De omvang van de COVID-19-crisis was niet bekend toen de kwijting voor 2018 in het Europees Parlement en de Raad werd besproken. Sindsdien heeft de Commissie een reeks maatregelen genomen om het hoofd te bieden aan de door de pandemie veroorzaakte crisis, zoals het investeringsinitiatief Coronavirusrespons om de sociaal-economische gevolgen in de Europese Unie op te vangen, en daarna de voorstellen voor een nieuw herstelinstrument Next Generation EU en het versterkte meerjarig financieel kader 2021-2027 om het Europese herstel aan te zwengelen. De pandemie als zodanig, wegens haar enorme impact op EU-begunstigden, nationale autoriteiten en de diensten van de Commissie, en de genomen maatregelen zullen gevolgen hebben voor het functioneren van de EU-begroting en voor de nalevingsaspecten van het financieel beheer.

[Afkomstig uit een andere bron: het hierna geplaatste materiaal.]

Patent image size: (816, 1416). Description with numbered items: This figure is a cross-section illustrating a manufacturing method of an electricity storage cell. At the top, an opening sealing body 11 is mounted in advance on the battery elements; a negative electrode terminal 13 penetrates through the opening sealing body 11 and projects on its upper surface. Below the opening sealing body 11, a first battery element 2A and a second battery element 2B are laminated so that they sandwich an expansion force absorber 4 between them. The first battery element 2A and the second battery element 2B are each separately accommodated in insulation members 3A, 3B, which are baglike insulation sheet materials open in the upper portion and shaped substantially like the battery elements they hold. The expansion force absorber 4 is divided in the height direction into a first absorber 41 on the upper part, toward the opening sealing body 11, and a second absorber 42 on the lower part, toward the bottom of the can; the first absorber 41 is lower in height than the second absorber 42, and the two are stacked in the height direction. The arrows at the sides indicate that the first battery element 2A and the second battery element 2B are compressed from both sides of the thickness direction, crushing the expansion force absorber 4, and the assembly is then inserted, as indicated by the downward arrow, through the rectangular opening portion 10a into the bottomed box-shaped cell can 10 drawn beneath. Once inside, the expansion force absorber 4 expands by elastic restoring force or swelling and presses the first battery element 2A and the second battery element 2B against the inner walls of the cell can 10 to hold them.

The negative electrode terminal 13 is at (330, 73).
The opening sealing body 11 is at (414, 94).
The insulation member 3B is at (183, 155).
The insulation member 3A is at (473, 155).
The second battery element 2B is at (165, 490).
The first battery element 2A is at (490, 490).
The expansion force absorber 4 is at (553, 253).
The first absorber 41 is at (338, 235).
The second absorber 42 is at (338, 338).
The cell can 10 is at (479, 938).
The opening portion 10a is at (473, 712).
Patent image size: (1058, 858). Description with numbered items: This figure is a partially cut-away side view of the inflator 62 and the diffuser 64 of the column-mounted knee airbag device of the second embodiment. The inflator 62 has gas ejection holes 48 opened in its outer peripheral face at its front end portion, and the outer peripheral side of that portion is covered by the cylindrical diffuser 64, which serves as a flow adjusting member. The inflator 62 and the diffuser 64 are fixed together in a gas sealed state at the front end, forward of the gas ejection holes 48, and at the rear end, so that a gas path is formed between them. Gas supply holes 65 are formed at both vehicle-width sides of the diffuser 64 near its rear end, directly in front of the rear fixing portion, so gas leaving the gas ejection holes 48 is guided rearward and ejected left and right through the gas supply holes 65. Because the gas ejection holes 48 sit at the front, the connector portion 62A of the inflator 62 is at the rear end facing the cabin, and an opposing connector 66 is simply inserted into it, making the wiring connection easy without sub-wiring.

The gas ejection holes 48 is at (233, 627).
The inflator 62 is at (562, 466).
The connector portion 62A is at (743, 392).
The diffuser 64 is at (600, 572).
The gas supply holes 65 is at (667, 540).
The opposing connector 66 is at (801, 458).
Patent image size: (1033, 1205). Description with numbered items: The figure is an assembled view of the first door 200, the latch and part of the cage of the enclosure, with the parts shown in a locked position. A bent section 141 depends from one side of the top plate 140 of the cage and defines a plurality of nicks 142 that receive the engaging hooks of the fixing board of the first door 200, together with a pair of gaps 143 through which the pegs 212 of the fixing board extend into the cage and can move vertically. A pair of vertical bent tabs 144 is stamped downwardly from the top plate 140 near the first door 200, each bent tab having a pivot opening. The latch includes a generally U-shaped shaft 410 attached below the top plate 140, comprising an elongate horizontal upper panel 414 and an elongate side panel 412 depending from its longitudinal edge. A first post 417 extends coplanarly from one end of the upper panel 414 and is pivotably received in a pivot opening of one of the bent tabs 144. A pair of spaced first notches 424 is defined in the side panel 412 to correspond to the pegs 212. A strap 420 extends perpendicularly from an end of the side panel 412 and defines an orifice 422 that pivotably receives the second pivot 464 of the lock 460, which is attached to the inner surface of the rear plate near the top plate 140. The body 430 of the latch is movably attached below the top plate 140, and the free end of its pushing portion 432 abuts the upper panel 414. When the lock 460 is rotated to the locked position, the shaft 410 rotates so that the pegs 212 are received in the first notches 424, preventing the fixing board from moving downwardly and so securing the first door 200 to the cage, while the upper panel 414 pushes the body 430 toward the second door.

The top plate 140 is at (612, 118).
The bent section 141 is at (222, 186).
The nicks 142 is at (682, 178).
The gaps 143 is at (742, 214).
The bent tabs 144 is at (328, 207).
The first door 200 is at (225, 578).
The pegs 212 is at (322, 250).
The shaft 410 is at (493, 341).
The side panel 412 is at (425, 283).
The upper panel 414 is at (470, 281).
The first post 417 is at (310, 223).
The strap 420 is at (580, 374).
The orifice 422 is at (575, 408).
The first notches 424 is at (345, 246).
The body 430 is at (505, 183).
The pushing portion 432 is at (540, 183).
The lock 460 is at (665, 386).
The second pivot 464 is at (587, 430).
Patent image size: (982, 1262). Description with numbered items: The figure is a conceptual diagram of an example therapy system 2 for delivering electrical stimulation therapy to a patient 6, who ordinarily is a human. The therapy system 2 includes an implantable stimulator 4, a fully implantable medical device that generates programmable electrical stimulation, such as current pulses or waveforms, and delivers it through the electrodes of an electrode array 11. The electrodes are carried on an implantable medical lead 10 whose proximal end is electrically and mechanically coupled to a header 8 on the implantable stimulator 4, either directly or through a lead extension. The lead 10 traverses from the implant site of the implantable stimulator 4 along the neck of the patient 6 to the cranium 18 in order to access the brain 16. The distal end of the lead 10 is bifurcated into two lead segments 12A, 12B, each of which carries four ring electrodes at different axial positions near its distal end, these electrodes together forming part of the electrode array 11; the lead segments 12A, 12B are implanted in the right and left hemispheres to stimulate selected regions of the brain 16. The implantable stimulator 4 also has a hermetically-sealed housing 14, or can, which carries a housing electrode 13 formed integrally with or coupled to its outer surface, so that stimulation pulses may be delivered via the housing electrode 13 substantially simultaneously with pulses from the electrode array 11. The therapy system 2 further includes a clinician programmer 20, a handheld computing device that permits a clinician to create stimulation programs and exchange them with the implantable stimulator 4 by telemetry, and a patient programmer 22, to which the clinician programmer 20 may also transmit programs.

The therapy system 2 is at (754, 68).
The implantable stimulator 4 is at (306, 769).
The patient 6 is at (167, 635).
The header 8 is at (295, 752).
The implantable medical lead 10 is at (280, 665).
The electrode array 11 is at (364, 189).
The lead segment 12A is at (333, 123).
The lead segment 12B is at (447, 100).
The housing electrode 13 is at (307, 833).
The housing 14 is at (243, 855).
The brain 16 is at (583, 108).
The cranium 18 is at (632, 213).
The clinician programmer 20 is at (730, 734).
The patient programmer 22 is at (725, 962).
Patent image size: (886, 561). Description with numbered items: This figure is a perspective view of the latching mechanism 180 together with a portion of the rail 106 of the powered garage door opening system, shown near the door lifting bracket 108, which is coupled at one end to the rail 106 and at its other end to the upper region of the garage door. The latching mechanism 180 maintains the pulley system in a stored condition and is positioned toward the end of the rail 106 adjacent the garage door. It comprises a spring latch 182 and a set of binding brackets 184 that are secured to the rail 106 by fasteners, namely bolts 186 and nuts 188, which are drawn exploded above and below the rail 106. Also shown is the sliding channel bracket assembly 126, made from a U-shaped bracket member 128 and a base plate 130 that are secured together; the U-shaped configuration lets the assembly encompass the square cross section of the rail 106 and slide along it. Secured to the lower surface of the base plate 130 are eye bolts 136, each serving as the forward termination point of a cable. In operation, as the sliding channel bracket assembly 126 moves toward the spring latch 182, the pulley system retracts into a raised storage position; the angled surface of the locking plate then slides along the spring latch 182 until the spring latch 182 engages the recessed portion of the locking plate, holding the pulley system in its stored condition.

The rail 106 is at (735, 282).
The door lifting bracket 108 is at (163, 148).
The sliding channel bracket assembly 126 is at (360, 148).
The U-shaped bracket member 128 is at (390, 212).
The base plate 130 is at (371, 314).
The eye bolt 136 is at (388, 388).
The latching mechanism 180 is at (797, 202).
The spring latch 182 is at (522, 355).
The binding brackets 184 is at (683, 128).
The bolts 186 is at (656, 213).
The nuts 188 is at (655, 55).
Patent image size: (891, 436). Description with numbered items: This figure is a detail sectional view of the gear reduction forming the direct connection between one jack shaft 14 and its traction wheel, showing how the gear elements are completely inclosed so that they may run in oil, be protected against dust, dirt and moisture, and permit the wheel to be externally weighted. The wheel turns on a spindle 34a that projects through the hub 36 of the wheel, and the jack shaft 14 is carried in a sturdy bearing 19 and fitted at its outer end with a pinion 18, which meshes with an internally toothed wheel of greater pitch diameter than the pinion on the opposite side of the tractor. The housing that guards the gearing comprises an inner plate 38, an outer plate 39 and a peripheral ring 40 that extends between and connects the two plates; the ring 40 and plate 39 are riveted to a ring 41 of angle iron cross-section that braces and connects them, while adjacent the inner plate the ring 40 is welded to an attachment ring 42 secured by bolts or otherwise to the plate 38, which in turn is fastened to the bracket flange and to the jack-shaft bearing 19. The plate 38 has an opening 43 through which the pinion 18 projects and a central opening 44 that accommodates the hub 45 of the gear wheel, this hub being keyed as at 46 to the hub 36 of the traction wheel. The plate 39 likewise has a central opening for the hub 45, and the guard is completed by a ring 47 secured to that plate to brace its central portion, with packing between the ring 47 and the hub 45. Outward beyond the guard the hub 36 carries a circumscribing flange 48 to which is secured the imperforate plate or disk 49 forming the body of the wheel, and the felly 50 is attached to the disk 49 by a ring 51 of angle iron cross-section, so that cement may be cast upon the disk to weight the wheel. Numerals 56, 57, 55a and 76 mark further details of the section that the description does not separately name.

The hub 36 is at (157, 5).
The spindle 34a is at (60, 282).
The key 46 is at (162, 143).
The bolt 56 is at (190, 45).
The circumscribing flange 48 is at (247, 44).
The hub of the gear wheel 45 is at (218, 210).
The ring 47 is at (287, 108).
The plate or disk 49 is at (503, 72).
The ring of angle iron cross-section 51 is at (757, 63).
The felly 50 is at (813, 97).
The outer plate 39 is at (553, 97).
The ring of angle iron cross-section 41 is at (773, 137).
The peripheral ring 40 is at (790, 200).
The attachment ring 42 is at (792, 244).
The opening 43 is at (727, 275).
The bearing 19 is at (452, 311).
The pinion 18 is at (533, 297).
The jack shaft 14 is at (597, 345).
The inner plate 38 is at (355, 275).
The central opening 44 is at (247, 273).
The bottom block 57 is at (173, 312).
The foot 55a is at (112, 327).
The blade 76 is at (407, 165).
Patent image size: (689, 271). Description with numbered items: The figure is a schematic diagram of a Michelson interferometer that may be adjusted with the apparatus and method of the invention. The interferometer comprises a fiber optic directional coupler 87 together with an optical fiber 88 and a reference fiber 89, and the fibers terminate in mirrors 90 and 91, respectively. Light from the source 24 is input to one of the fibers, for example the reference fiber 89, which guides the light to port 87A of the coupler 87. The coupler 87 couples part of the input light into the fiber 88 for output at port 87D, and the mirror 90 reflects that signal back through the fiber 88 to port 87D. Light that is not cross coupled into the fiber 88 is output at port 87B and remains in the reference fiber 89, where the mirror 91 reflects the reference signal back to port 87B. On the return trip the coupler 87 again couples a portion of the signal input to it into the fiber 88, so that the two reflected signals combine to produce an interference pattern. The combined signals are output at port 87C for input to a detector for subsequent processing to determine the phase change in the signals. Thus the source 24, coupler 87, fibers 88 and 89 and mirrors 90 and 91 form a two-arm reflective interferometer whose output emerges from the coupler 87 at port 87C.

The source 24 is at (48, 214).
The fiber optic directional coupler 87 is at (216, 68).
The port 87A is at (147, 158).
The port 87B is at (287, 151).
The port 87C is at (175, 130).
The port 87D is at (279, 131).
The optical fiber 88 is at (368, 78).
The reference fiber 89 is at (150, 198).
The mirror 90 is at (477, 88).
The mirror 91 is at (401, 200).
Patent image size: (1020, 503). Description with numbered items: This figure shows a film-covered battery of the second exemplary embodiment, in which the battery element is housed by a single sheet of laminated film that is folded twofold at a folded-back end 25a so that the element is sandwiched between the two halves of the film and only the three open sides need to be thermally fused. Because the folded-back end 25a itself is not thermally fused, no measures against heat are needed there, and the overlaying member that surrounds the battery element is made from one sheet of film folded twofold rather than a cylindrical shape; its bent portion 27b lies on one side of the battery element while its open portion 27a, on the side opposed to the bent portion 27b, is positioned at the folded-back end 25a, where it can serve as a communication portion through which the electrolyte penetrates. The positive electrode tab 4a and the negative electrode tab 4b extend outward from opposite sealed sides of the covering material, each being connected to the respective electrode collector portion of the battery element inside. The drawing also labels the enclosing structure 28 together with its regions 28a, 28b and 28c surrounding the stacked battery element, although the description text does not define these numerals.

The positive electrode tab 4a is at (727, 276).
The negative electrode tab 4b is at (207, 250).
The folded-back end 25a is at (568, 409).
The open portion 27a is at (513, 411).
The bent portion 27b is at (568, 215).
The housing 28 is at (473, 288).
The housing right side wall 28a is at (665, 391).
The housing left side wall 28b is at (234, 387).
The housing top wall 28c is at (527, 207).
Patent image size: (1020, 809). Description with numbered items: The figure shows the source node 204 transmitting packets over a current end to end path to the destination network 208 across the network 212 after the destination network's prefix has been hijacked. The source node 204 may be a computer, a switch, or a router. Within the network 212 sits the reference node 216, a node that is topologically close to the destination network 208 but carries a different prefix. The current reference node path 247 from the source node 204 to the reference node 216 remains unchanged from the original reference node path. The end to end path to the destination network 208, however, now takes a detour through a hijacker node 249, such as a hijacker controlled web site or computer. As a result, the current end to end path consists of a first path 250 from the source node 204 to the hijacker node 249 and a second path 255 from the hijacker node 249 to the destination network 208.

Met het oog op een proactieve aanpak van deze kwesties voert de Commissie een gerichte risico-evaluatie met betrekking tot de COVID-19-crisis uit, waarvan een overzicht van door de Commissie genomen of te nemen risicobeperkende acties deel uitmaakt. Deze risico-evaluatie omvat zowel prestatie- als nalevingsaspecten en spitst zich toe op de aspecten van controle, audit en zekerheid in verband met de EU-begroting. De Commissie zal het Europees Parlement en de Raad informeren over de uitkomst van deze risico-evaluatie.

13.

7.Vooruitblik


De onderhandelingen over het meerjarig financieel kader 2021-2027 en de onderliggende uitgavenprogramma’s zitten in de eindfase. De Commissie zal gedurende het hele proces nauw en constructief samenwerken met het Europees Parlement en de Raad om te verzekeren dat de EU-begroting zoals voorheen op een verantwoordelijke manier wordt beheerd, ook in de toekomst resultaten op het terrein zal opleveren en in het kader van de jaarlijkse kwijtingsprocedure volledig kan worden verantwoord.


* * *

(1)

COM(2019)343 final Versterking van de rechtsstaat in de Unie – Een blauwdruk voor actie.

(2)

COM(2018) 324 final.

(3)

Artikel 111-114 en artikel 117 van Verordening (EU) nr. 1306/2013.

(4)

Zie artikel 115, lid 2, van de verordening houdende gemeenschappelijke bepalingen en artikel 119, lid 2, van de EFMZV-verordening 508/2014.